Want to Save Money on Prisons? Bring Back Flogging, Prof Says


Why does the American public have such distaste for flogging? If you offered a prisoner a choice between five years in prison and 10 lashes, most would choose the latter, according to a law and political science professor. And it’s a lot cheaper.

In an opinion column for the Washington Post, assistant professor Peter Moskos of the John Jay College of Criminal Justice advocates flogging as he makes a point about America’s problem with prisons. “Today, the prison-industrial complex has become little more than a massive government-run make-work program that profits from human bondage,” he writes. “To oversimplify—just a bit—we pay poor, unemployed rural whites to guard poor, unemployed urban blacks.”

Today 2.3 million people are behind bars, compared to 338,000 people 40 years ago. Moskos attributes the increase to “longer and mandatory sentences combined with an idiotic war on drugs.” America has more prisons than China, Moskos says, and more prisoners than soldiers.

Moskos acknowledges that some people—such as pedophiles, terrorists and the “truly psychopathic”—are too dangerous to release. But for the others, incarceration doesn’t deter crime and may increase it, he says. When a drug dealer is arrested, for example, there is a job opening for others, and violence may determine who gets the position. Prison also destroys families and increases recidivism, when compared to alternative sentences.

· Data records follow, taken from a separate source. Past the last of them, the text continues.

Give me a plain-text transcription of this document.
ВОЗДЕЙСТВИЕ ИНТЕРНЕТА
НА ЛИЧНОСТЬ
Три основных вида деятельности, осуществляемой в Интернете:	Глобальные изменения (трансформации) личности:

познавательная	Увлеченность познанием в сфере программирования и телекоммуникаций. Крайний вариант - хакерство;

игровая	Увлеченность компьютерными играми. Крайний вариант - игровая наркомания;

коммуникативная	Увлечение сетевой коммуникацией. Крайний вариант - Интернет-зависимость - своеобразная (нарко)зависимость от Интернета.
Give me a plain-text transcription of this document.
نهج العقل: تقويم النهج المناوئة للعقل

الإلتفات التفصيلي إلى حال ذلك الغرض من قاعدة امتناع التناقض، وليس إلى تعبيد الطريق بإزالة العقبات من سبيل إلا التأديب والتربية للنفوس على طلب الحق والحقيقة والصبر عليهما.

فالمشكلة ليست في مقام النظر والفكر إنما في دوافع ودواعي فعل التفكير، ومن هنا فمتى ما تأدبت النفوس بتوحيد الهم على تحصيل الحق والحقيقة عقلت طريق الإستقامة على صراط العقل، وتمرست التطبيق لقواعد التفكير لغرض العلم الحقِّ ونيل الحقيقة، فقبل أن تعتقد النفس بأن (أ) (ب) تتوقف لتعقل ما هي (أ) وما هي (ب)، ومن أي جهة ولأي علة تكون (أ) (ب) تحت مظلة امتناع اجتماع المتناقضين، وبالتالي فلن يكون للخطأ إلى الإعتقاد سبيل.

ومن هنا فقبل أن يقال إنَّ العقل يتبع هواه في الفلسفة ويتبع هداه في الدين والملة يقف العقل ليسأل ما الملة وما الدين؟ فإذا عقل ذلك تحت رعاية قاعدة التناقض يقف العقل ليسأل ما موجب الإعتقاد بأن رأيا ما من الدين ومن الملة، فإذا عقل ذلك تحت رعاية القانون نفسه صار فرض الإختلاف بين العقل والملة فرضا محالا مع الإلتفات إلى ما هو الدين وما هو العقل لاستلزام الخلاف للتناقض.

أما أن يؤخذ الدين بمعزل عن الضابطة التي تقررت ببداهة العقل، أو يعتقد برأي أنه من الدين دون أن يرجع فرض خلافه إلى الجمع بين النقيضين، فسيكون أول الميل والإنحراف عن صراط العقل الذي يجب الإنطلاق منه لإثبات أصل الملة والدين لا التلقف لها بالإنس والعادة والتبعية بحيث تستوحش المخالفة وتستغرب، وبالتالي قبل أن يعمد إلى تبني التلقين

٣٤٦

“Is there a third way, something better than both flogging and prison?” Moskos asks. “I hope so. But until we figure out what that is and have the political fortitude to adopt it, we should not let the perfect be the enemy of the good. Flogging may be distasteful, but surely there’s little harm in offering the choice. If it takes a defense of flogging to make us face the truth about prison and punishment, I say bring on the lash.”